Monday 2 September 2013

Wine Tasting in Brest


Must have been the end ’78 when John Morris and I were holed up in Brest, France aboard the Dutch fishing boat De Toekomst, waiting for a break in the weather to allow us to cross the dreaded Bay of Biscay. We were headed for Gibraltar where we planned to give the vessel a lick of paint prior to crossing the Atlantic. Haiti—where John had some sort of fishing business—was our final destination.

Low tide in Brest
We’d entered Brest at the height of a gale—with waves crashing over the bow, sweeping the deck and slamming into the wheelhouse. Before gaining the relative calm of the port, we passed a number of fishing vessels being hammered by the storm yet with crews still working their nets.

To this day I have a mental picture one of those fishermen’s faces—a young man of perhaps twenty with long blond hair thrashing wildly off to the side of his face in the shrieking wind. He was clinging to a rope staring at us—mouth agape as he sucked air through the flying spume.

“Those bastards are mad,” I remarked to John as we struggled toward the port entrance. He nodded agreement. We later learned that five of the boats had gone down with all hands. I wondered if the young man had been among the drowned sailors.

We’d been stuck in Brest for over a month as storm after storm pounded its way through. One morning a battered freighter limped into port, its bow bent to one side by huge waves out in the Biscay. ‘The Bay’ is reputed to be second only to Cape Horn in its ability to send both ships and men to the sea floor.

In Brest we met Ronald, a Scotsman living there. On a number of occasions he acted as translator for us. Just after Christmas he invited us to a New Year’s Eve party at a farmhouse owned by one of his friends. It turned out to be a place out of history with thick fieldstone walls, slate roof and a hard-packed earthen floor inside. When we arrived, a pig was roasting on a spit in the huge fire-place.

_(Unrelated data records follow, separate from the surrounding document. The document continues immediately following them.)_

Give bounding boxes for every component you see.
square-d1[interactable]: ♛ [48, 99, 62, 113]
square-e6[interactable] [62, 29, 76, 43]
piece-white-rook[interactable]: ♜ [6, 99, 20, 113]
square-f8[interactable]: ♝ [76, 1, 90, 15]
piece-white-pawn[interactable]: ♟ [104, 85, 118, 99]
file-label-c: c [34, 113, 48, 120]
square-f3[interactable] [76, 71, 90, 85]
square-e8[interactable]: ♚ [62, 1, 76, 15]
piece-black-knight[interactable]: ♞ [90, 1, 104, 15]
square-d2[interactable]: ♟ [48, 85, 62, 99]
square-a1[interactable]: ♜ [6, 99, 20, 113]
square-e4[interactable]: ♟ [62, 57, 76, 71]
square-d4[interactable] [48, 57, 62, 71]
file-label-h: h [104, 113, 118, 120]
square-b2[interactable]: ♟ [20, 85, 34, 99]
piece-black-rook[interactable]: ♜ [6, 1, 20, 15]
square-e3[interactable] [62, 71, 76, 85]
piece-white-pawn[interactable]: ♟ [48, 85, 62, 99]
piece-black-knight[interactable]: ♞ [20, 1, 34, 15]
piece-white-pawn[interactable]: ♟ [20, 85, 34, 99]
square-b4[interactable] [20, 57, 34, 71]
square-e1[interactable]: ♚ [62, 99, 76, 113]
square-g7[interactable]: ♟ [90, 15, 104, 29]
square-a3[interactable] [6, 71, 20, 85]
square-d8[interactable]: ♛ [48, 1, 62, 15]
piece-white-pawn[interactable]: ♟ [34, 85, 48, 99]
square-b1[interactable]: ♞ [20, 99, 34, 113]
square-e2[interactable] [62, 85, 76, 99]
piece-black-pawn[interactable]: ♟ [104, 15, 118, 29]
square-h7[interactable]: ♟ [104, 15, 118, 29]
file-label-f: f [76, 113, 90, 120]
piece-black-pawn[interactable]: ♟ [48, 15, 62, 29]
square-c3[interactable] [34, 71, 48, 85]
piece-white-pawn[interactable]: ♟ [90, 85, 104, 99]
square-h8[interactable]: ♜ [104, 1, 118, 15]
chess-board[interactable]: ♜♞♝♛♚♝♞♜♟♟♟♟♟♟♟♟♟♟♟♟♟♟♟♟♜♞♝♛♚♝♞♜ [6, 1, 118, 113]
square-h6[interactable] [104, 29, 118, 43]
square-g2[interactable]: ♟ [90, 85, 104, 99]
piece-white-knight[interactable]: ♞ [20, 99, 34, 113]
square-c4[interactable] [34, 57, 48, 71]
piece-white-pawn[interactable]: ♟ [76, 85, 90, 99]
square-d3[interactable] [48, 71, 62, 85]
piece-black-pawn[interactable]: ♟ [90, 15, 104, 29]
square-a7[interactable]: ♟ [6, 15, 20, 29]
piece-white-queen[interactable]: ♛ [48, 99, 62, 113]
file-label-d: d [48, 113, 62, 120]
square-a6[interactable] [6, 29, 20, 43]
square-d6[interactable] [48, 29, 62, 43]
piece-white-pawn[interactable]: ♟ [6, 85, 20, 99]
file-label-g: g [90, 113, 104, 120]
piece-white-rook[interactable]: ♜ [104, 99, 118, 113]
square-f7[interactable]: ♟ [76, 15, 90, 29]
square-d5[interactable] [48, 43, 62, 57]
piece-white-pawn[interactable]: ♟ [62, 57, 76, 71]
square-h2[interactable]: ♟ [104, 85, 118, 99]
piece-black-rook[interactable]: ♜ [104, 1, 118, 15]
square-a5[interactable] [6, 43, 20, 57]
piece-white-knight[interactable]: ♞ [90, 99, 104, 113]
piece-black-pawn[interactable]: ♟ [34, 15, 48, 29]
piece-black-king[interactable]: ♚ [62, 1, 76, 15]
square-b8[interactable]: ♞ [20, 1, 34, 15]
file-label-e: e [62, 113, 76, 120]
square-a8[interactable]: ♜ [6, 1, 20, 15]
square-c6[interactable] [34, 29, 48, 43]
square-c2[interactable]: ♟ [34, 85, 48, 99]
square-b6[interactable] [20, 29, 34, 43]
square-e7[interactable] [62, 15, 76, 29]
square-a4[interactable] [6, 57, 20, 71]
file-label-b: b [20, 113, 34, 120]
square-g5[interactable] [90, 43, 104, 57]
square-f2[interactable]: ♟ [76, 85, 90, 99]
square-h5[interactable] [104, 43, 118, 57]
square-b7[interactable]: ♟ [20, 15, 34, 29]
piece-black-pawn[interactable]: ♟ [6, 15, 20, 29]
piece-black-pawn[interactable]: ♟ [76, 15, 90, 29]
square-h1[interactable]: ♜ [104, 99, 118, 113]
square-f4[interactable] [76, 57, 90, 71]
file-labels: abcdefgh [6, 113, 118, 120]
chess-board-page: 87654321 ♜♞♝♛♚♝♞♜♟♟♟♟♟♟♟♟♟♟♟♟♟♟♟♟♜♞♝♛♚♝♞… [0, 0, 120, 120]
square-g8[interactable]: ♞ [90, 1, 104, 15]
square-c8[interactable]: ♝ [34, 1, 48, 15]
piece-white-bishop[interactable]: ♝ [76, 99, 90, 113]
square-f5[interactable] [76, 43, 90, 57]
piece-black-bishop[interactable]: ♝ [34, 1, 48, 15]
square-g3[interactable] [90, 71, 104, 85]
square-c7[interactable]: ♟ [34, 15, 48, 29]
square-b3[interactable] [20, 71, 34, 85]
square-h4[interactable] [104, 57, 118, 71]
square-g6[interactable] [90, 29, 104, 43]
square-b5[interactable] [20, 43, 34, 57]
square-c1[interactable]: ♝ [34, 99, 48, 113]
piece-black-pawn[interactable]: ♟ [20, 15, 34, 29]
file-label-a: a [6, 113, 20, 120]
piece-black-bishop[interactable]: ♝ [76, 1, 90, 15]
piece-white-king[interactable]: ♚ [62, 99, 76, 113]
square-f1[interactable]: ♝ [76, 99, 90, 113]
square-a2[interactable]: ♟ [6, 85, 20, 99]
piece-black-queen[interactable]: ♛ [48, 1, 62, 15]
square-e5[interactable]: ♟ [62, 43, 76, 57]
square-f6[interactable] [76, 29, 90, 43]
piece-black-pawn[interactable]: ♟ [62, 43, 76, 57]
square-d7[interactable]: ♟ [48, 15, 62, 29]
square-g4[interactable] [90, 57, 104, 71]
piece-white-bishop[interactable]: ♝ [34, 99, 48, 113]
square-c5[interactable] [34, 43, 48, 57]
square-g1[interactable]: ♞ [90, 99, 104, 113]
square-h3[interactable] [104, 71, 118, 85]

Around twenty people were there—none of whom possessed more than a smattering of English—but they made us instantly welcome. We sat at trestle tables in front of the fire and began tucking into the delicacies heaped before us—truffles, oysters, shrimp, mussels and a variety of cheeses.

Me and John--local celebrities
At one point, as I attempted to take a swig of wine after downing an oyster, the man seated next to me, lightly grabbed my wrist. “No Monsieur,” he chided me. “You must ‘ave zis wine with the oystair!” He then proceeded to pour me a glass of the correct grape.

At this early stage of the event, I learned much of French etiquette from my table companion—which wines were suited to the various foods; which foods should precede or follow other foods.

But by the time we got to the pig, all protocol had gone by the board—wine was being haphazardly gulped from bottles; raucous singing filled the air, and the unfortunate pig’s head was flying around the room. A couple cleared a space on one of the tables and danced until a trestle gave out and the table—along with its burden of food and wine—crashed to the floor. It was becoming my kind of party.

The moral of the story is this: If you drink enough of the right wine with the right food, in short order you won’t give a rat’s rear end what you’re drinking or what you’re eating—or for that matter, what day it is.